Era um homem bom. Havia
esperança em suas palavras. Conquistou a confiança de todos. Como pode morrer?
Por quê? Bom, ele já estava desconfiado que tramavam a sua morte. Até tentou
avisar, mas para os amigos, ele era invencível. Prenderam-no, humilharam,
assassinaram na frente de todos. A esperança de um governo justo se foi junto
com ele.
A caminhada depois da
despedida era densa, carregada de medo e angústia. Todos os que andavam com ele
estavam sob ameaça. Talvez nem conseguissem chegar em casa. Os outros estavam
escondidos. As mulheres e crianças choravam. Aquele sepultamento não era apenas
de um homem, mas de sonhos de justiça e provisão.
Não há alguém que possa
substituí-lo. Tampouco quem dê prosseguimento aos seus ensinamentos. Ninguém
ensinou como ele. Às vezes era um terno conselheiro, em outros momentos ficava
bravo. Mas como não ficar com seguidores tão teimosos?
Era alegre.
Preocupava-se com todos. E não é conversa de que só porque morreu virou santo.
Foi um homem bom. Por isso o mataram. Foi brutalmente assassinado. Dessas
brigas de 20 contra um. Mas ele não reagiu. De certa forma, sabia o que iria
acontecer. Talvez os revolucionários tenham que morrer. Será que são
predestinados?
No percurso um terceiro
homem se aproxima. Juntou-se aos homens que continham o choro. Um mais
explosivo reclamava das injustiças da vida. O outro se lembrava do falecido com
uma esperança que não entendia.
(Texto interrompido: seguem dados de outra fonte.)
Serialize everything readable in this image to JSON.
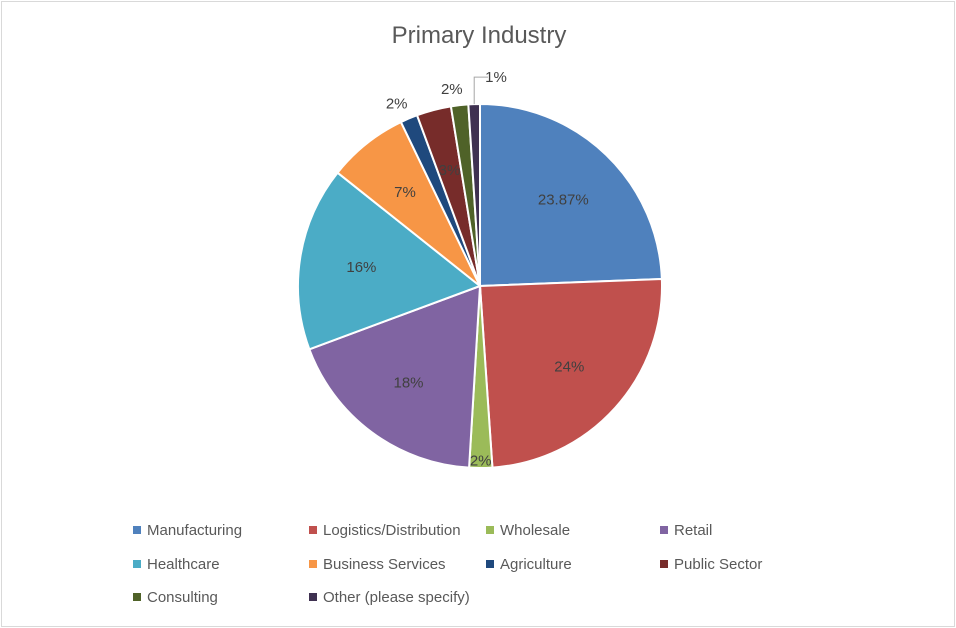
{
  "chart_data": {
    "type": "pie",
    "title": "Primary Industry",
    "legend_position": "bottom",
    "grid": false,
    "slices": [
      {
        "name": "Manufacturing",
        "value": 23.87,
        "label": "23.87%",
        "color": "#4f81bd"
      },
      {
        "name": "Logistics/Distribution",
        "value": 24,
        "label": "24%",
        "color": "#c0504d"
      },
      {
        "name": "Wholesale",
        "value": 2,
        "label": "2%",
        "color": "#9bbb59"
      },
      {
        "name": "Retail",
        "value": 18,
        "label": "18%",
        "color": "#8064a2"
      },
      {
        "name": "Healthcare",
        "value": 16,
        "label": "16%",
        "color": "#4bacc6"
      },
      {
        "name": "Business Services",
        "value": 7,
        "label": "7%",
        "color": "#f79646"
      },
      {
        "name": "Agriculture",
        "value": 1.5,
        "label": "2%",
        "color": "#1f497d"
      },
      {
        "name": "Public Sector",
        "value": 3,
        "label": "3%",
        "color": "#772c2a"
      },
      {
        "name": "Consulting",
        "value": 1.5,
        "label": "2%",
        "color": "#4f6228"
      },
      {
        "name": "Other (please specify)",
        "value": 1,
        "label": "1%",
        "color": "#3f3151"
      }
    ]
  }
}
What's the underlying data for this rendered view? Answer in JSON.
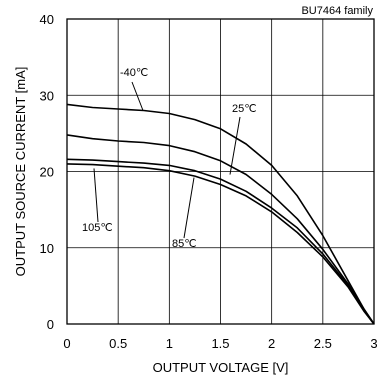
{
  "chart_data": {
    "type": "line",
    "title": "",
    "family_label": "BU7464 family",
    "xlabel": "OUTPUT VOLTAGE [V]",
    "ylabel": "OUTPUT SOURCE CURRENT [mA]",
    "xlim": [
      0,
      3
    ],
    "ylim": [
      0,
      40
    ],
    "xticks": [
      0,
      0.5,
      1,
      1.5,
      2,
      2.5,
      3
    ],
    "xtick_labels": [
      "0",
      "0.5",
      "1",
      "1.5",
      "2",
      "2.5",
      "3"
    ],
    "yticks": [
      0,
      10,
      20,
      30,
      40
    ],
    "ytick_labels": [
      "0",
      "10",
      "20",
      "30",
      "40"
    ],
    "grid": true,
    "legend": "none",
    "series": [
      {
        "name": "-40℃",
        "points": [
          [
            0,
            28.8
          ],
          [
            0.25,
            28.4
          ],
          [
            0.5,
            28.2
          ],
          [
            0.75,
            28.0
          ],
          [
            1.0,
            27.6
          ],
          [
            1.25,
            26.8
          ],
          [
            1.5,
            25.6
          ],
          [
            1.75,
            23.6
          ],
          [
            2.0,
            20.8
          ],
          [
            2.25,
            16.8
          ],
          [
            2.5,
            11.6
          ],
          [
            2.75,
            5.6
          ],
          [
            2.9,
            2.0
          ],
          [
            3.0,
            0
          ]
        ]
      },
      {
        "name": "25℃",
        "points": [
          [
            0,
            24.8
          ],
          [
            0.25,
            24.3
          ],
          [
            0.5,
            24.0
          ],
          [
            0.75,
            23.8
          ],
          [
            1.0,
            23.4
          ],
          [
            1.25,
            22.6
          ],
          [
            1.5,
            21.4
          ],
          [
            1.75,
            19.6
          ],
          [
            2.0,
            17.0
          ],
          [
            2.25,
            13.8
          ],
          [
            2.5,
            9.8
          ],
          [
            2.75,
            5.2
          ],
          [
            2.9,
            2.0
          ],
          [
            3.0,
            0
          ]
        ]
      },
      {
        "name": "85℃",
        "points": [
          [
            0,
            21.6
          ],
          [
            0.25,
            21.5
          ],
          [
            0.5,
            21.3
          ],
          [
            0.75,
            21.1
          ],
          [
            1.0,
            20.8
          ],
          [
            1.25,
            20.1
          ],
          [
            1.5,
            19.0
          ],
          [
            1.75,
            17.4
          ],
          [
            2.0,
            15.2
          ],
          [
            2.25,
            12.6
          ],
          [
            2.5,
            9.2
          ],
          [
            2.75,
            5.0
          ],
          [
            2.9,
            1.8
          ],
          [
            3.0,
            0
          ]
        ]
      },
      {
        "name": "105℃",
        "points": [
          [
            0,
            21.0
          ],
          [
            0.25,
            20.9
          ],
          [
            0.5,
            20.7
          ],
          [
            0.75,
            20.5
          ],
          [
            1.0,
            20.1
          ],
          [
            1.25,
            19.4
          ],
          [
            1.5,
            18.3
          ],
          [
            1.75,
            16.8
          ],
          [
            2.0,
            14.7
          ],
          [
            2.25,
            12.0
          ],
          [
            2.5,
            8.8
          ],
          [
            2.75,
            4.8
          ],
          [
            2.9,
            1.7
          ],
          [
            3.0,
            0
          ]
        ]
      }
    ],
    "annotations": [
      {
        "text": "-40℃",
        "series": "-40℃"
      },
      {
        "text": "25℃",
        "series": "25℃"
      },
      {
        "text": "85℃",
        "series": "85℃"
      },
      {
        "text": "105℃",
        "series": "105℃"
      }
    ]
  }
}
O terceiro homem puxa assunto, pergunta o
motivo da tristeza, ouve os desabafos. É estranho como alguém na cidade não
saiba dos últimos acontecimentos. Está em todos os jornais. Eles contam tudo,
como se a narrativa fosse uma forma de consolo. O ouvinte mantém-se calmo,
terno, não há reação em suas expressões.
O estranho começa a
falar. Não entende a frustração dos dois. Fala em afastar-se e deixá-los
seguirem o caminho. Mas eles insistem na companhia. Suas palavras trazem um
estranho alívio. Diz que deviam estar preparados para tudo o que aconteceu. Precisavam
ser fortes e continuar os planos.
Quem
será este estranho? Será ele que vai dar continuidade aos planos do falecido?
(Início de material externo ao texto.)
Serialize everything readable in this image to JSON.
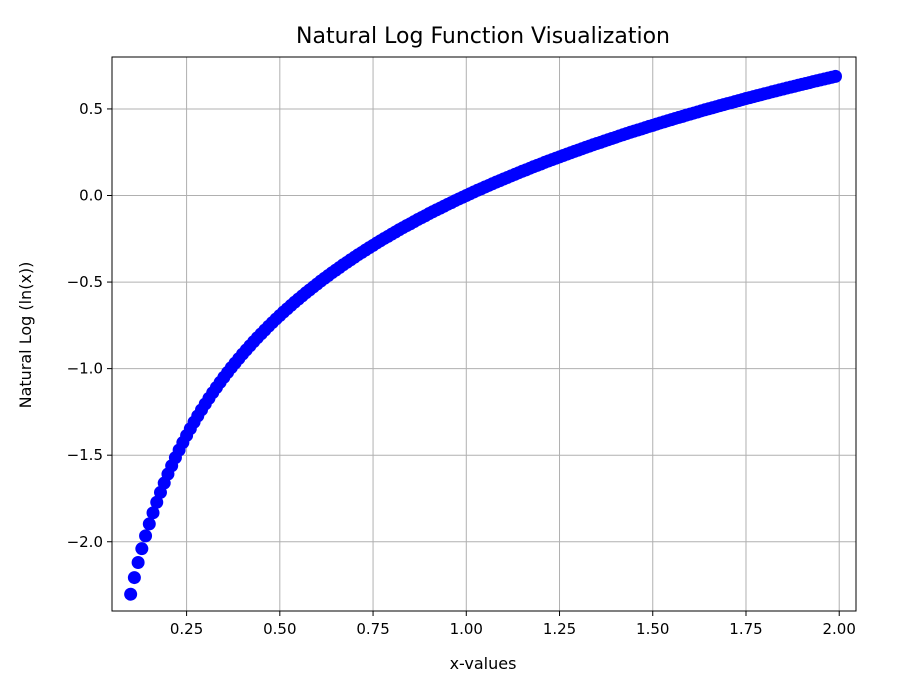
{
  "chart_data": {
    "type": "scatter",
    "title": "Natural Log Function Visualization",
    "xlabel": "x-values",
    "ylabel": "Natural Log (ln(x))",
    "xlim": [
      0.05,
      2.045
    ],
    "ylim": [
      -2.4,
      0.8
    ],
    "grid": true,
    "marker_color": "#0000ff",
    "x_ticks": [
      0.25,
      0.5,
      0.75,
      1.0,
      1.25,
      1.5,
      1.75,
      2.0
    ],
    "x_tick_labels": [
      "0.25",
      "0.50",
      "0.75",
      "1.00",
      "1.25",
      "1.50",
      "1.75",
      "2.00"
    ],
    "y_ticks": [
      0.5,
      0.0,
      -0.5,
      -1.0,
      -1.5,
      -2.0
    ],
    "y_tick_labels": [
      "0.5",
      "0.0",
      "−0.5",
      "−1.0",
      "−1.5",
      "−2.0"
    ],
    "series": [
      {
        "x": [
          0.1,
          0.11,
          0.12,
          0.13,
          0.14,
          0.15,
          0.16,
          0.17,
          0.18,
          0.19,
          0.2,
          0.21,
          0.22,
          0.23,
          0.24,
          0.25,
          0.26,
          0.27,
          0.28,
          0.29,
          0.3,
          0.31,
          0.32,
          0.33,
          0.34,
          0.35,
          0.36,
          0.37,
          0.38,
          0.39,
          0.4,
          0.41,
          0.42,
          0.43,
          0.44,
          0.45,
          0.46,
          0.47,
          0.48,
          0.49,
          0.5,
          0.51,
          0.52,
          0.53,
          0.54,
          0.55,
          0.56,
          0.57,
          0.58,
          0.59,
          0.6,
          0.61,
          0.62,
          0.63,
          0.64,
          0.65,
          0.66,
          0.67,
          0.68,
          0.69,
          0.7,
          0.71,
          0.72,
          0.73,
          0.74,
          0.75,
          0.76,
          0.77,
          0.78,
          0.79,
          0.8,
          0.81,
          0.82,
          0.83,
          0.84,
          0.85,
          0.86,
          0.87,
          0.88,
          0.89,
          0.9,
          0.91,
          0.92,
          0.93,
          0.94,
          0.95,
          0.96,
          0.97,
          0.98,
          0.99,
          1.0,
          1.01,
          1.02,
          1.03,
          1.04,
          1.05,
          1.06,
          1.07,
          1.08,
          1.09,
          1.1,
          1.11,
          1.12,
          1.13,
          1.14,
          1.15,
          1.16,
          1.17,
          1.18,
          1.19,
          1.2,
          1.21,
          1.22,
          1.23,
          1.24,
          1.25,
          1.26,
          1.27,
          1.28,
          1.29,
          1.3,
          1.31,
          1.32,
          1.33,
          1.34,
          1.35,
          1.36,
          1.37,
          1.38,
          1.39,
          1.4,
          1.41,
          1.42,
          1.43,
          1.44,
          1.45,
          1.46,
          1.47,
          1.48,
          1.49,
          1.5,
          1.51,
          1.52,
          1.53,
          1.54,
          1.55,
          1.56,
          1.57,
          1.58,
          1.59,
          1.6,
          1.61,
          1.62,
          1.63,
          1.64,
          1.65,
          1.66,
          1.67,
          1.68,
          1.69,
          1.7,
          1.71,
          1.72,
          1.73,
          1.74,
          1.75,
          1.76,
          1.77,
          1.78,
          1.79,
          1.8,
          1.81,
          1.82,
          1.83,
          1.84,
          1.85,
          1.86,
          1.87,
          1.88,
          1.89,
          1.9,
          1.91,
          1.92,
          1.93,
          1.94,
          1.95,
          1.96,
          1.97,
          1.98,
          1.99
        ],
        "y": [
          -2.303,
          -2.207,
          -2.12,
          -2.04,
          -1.966,
          -1.897,
          -1.833,
          -1.772,
          -1.715,
          -1.661,
          -1.609,
          -1.561,
          -1.514,
          -1.47,
          -1.427,
          -1.386,
          -1.347,
          -1.309,
          -1.273,
          -1.238,
          -1.204,
          -1.171,
          -1.139,
          -1.109,
          -1.079,
          -1.05,
          -1.022,
          -0.994,
          -0.968,
          -0.942,
          -0.916,
          -0.892,
          -0.868,
          -0.844,
          -0.821,
          -0.799,
          -0.777,
          -0.755,
          -0.734,
          -0.713,
          -0.693,
          -0.673,
          -0.654,
          -0.635,
          -0.616,
          -0.598,
          -0.58,
          -0.562,
          -0.545,
          -0.528,
          -0.511,
          -0.494,
          -0.478,
          -0.462,
          -0.446,
          -0.431,
          -0.416,
          -0.4,
          -0.386,
          -0.371,
          -0.357,
          -0.342,
          -0.329,
          -0.315,
          -0.301,
          -0.288,
          -0.274,
          -0.261,
          -0.248,
          -0.236,
          -0.223,
          -0.211,
          -0.198,
          -0.186,
          -0.174,
          -0.163,
          -0.151,
          -0.139,
          -0.128,
          -0.117,
          -0.105,
          -0.094,
          -0.083,
          -0.073,
          -0.062,
          -0.051,
          -0.041,
          -0.03,
          -0.02,
          -0.01,
          0.0,
          0.01,
          0.02,
          0.03,
          0.039,
          0.049,
          0.058,
          0.068,
          0.077,
          0.086,
          0.095,
          0.104,
          0.113,
          0.122,
          0.131,
          0.14,
          0.148,
          0.157,
          0.166,
          0.174,
          0.182,
          0.191,
          0.199,
          0.207,
          0.215,
          0.223,
          0.231,
          0.239,
          0.247,
          0.255,
          0.262,
          0.27,
          0.278,
          0.285,
          0.293,
          0.3,
          0.307,
          0.315,
          0.322,
          0.329,
          0.336,
          0.344,
          0.351,
          0.358,
          0.365,
          0.372,
          0.378,
          0.385,
          0.392,
          0.399,
          0.405,
          0.412,
          0.419,
          0.425,
          0.432,
          0.438,
          0.445,
          0.451,
          0.457,
          0.464,
          0.47,
          0.476,
          0.482,
          0.489,
          0.495,
          0.501,
          0.507,
          0.513,
          0.519,
          0.525,
          0.531,
          0.536,
          0.542,
          0.548,
          0.554,
          0.56,
          0.565,
          0.571,
          0.577,
          0.582,
          0.588,
          0.593,
          0.599,
          0.604,
          0.61,
          0.615,
          0.621,
          0.626,
          0.631,
          0.637,
          0.642,
          0.647,
          0.652,
          0.658,
          0.663,
          0.668,
          0.673,
          0.678,
          0.683,
          0.688
        ]
      }
    ]
  }
}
Será que já estava tudo combinado? Tudo o que o estranho faz e fala lembra o
amigo assassinado há três dias. Definitivamente, a tristeza foi embora. A
esperança reacendeu como um milagre.
Fim
do percurso - resolvem dividir a janta. Na cultura desses homens, só se compartilha
as refeições com os íntimos. Mas o estranho está à vontade. Eles também. A
companhia é boa, seus ensinos são fortes. Suas palavras encantam.
Hora
de partir o pão. O suspense acabou. Ele. Somente ele, reparte o pão dessa
maneira. Como não o reconheceram antes? A dor e a tristeza os confundiram. Mas
de uma coisa estavam certos, ele é imortal. Jesus ressuscitou. Agora é correr e
contar para os outros. Se vão acreditar? Talvez, não. Mas isso não importa. Ele
cumpriu sua promessa: “Eis que estou com vocês todos os dias, até o fim”.
Luisa
Neves
*Crônica
inspirada na Bíblia, mais precisamente em Mateus 24:13-35. No caminho de Emáus.